I like the real thing. It's sweet but not too much. It's "moist" but not greasy. It's good for a few days and makes THE BEST toast when it goes stale.
Gotta watch out for the right recipe. Even the pound-cake recipe in the Betty Crocker (2003 edition) cookbook isn't a pound cake. Many pound cake recipes just don't work. But people cook so little now that they don't recognize a fallen cake. They bring it to the potluck without any compunction and even brag about their cake.

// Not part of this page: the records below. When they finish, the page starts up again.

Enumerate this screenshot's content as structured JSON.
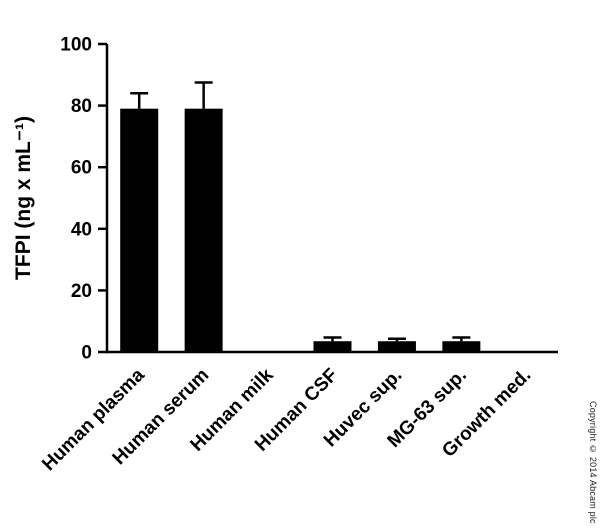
{
  "copyright": "Copyright © 2014 Abcam plc",
  "chart_data": {
    "type": "bar",
    "title": "",
    "xlabel": "",
    "ylabel": "TFPI (ng x mL⁻¹)",
    "ylim": [
      0,
      100
    ],
    "yticks": [
      0,
      20,
      40,
      60,
      80,
      100
    ],
    "categories": [
      "Human plasma",
      "Human serum",
      "Human milk",
      "Human CSF",
      "Huvec sup.",
      "MG-63 sup.",
      "Growth med."
    ],
    "values": [
      79,
      79,
      0,
      3.5,
      3.5,
      3.5,
      0
    ],
    "errors": [
      5,
      8.5,
      0,
      1.2,
      0.8,
      1.2,
      0
    ],
    "bar_color": "#000000",
    "axis_color": "#000000",
    "grid": false,
    "legend": false
  }
}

A proper pound cake cake does not even have chemical leavening. Preheat the oven, grease/flour a pan, measure out the flour, chop nuts or fruit, get out a rubber spatula, put the baby in the play pen, etc. Then whip/beat the eggs into the creamed sugar and butter. The eggs and bubbles whipped into the batter are the leavening. Then fold in the flour quickly-like and pop it in the oven. When I say "quick", I mean 30 seconds from adding flour to closing the oven door.
Even so, I sometimes add a little baking powder. A little.

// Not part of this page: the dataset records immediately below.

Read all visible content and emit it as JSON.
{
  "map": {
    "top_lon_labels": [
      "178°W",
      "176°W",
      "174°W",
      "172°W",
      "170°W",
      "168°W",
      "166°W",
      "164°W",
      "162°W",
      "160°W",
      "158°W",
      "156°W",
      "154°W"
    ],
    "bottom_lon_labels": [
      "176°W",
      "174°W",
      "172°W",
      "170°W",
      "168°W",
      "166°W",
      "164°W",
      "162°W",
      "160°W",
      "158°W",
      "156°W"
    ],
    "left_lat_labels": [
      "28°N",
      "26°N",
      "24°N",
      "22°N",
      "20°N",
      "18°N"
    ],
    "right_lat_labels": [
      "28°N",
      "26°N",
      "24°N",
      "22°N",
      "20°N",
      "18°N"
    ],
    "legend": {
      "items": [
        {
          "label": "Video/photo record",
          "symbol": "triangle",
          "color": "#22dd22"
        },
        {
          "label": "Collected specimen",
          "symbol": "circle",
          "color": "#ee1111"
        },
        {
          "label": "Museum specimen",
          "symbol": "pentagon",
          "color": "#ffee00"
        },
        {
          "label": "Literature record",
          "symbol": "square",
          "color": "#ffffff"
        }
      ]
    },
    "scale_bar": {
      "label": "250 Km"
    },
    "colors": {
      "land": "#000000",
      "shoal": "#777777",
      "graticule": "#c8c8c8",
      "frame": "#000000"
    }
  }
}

Pound cake with fresh-ground whole-whole wheat flour is---good. Some recipes need to be adapted but a good old-fashion pound cake is fine with real flour.
Now, let's look on the internet. The recipe below gets some things right and other wrong. It's not a pound of flour. You always put cake (and all other raised items) in a pre-heated oven, not a cold one. This is because you want to set the bread/cake before the bubbles will pop or float out of the batter. Also, those tiny bubbles you beat into the cake will expand. If you want a particularly light cake, you have to steam the oven to prevent the top from crusting over in the first few minutes of baking. That's more of a bread issue (same with slashes on top of the loaf) but I suspect it applies to all baked items. Furthermore, I doubt that someone with a wood-fired stove/oven would ever start cold because stable oven temperatures are probably more easily achieved with coals.

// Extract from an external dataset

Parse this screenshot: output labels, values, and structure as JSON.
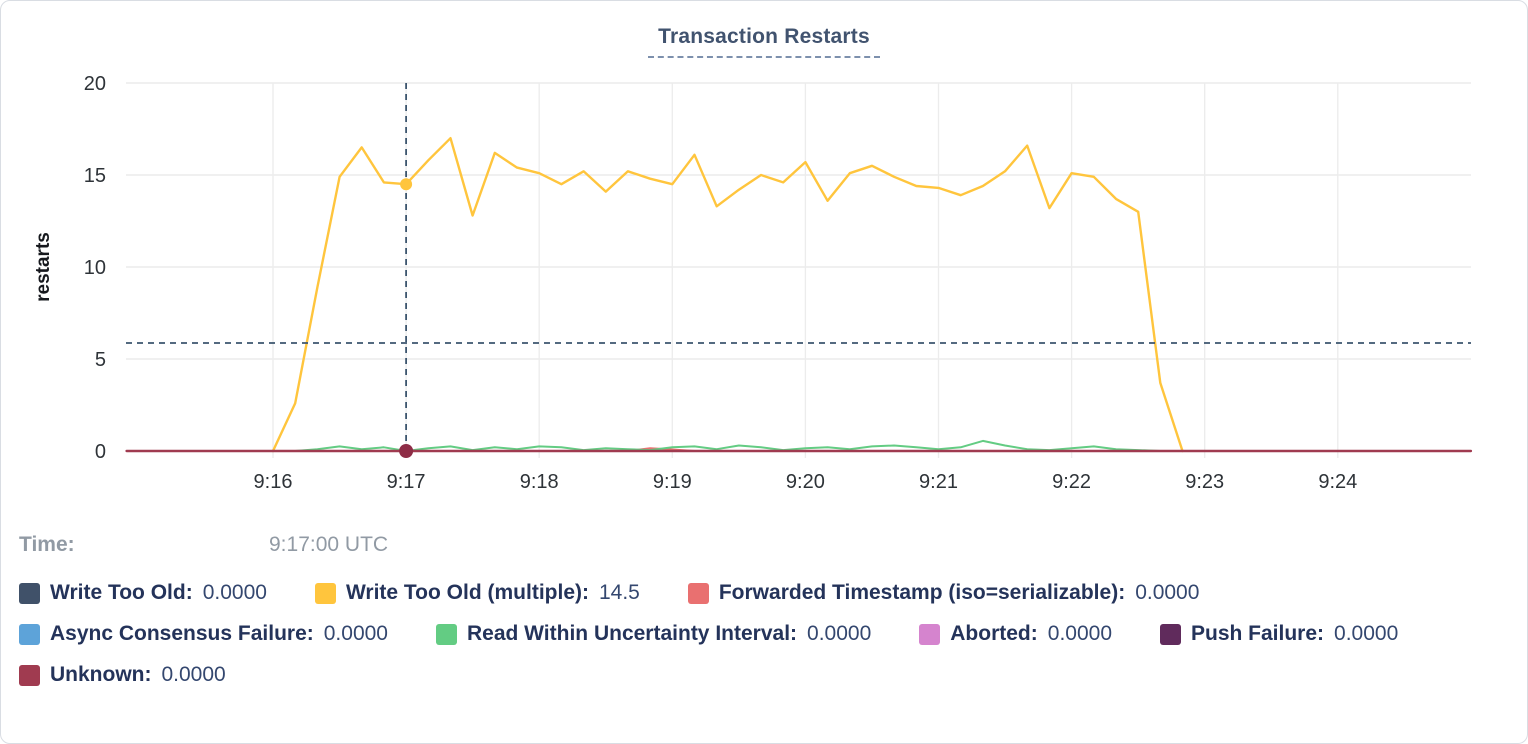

http://hbs1991.wordpress.com/2012/02/17/old-fashioned-real-pound-cake/
Here's another recipe that's totally wrong. I'm not looking hard for these. They're in the first few pages of the Google. For starters, 3 C of sugar is not a pound, 4 C of flour is not a pound, and 1.75 C butter IT NOT A FREAKIN' POUND! COME ON people. The recipe also includes a full dose of baking powder (1 t/C) which isn't traditional and contributes to the taste. Also, the main part of the mixing should come before the flour is added, but this lady mixes it for 5 min after adding flour. She says it's delicious but I wonder. I've had cake that I mixed too long and it's not good. Maybe she hasn't had a proper pound cake lately and her taste has shifted a bit. That's OK but this isn't traditional pound cake.
http://cubbyholes.wordpress.com/2012/05/02/moms-old-fashioned-true-pound-cake/
Another recipe---too much sugar, substitution of chemically altered plant oil in place of butter. But only a small amount of chemical leavening is used and the directions are basically correct, though they do not bother trying to explain the important bits.
http://www.foodnetwork.com/recipes/paula-deen/mamas-pound-cake-recipe/index.html
Number Uno Google hit on pound cake (below) doesn't have any butter in the recipe. Too much sugar, not enough egg and includes milk.
http://allrecipes.com/recipe/old-fashioned-pound-cake-ii/
Another top-10 google hit (below) is totally off...
http://www.food.com/recipe/old-fashioned-lemon-pound-cake-457616
Well, I could go on and on, but I think the point has been made. These cakes may or may not work (as in, not fall) and they may be delicious but they're not pound cake.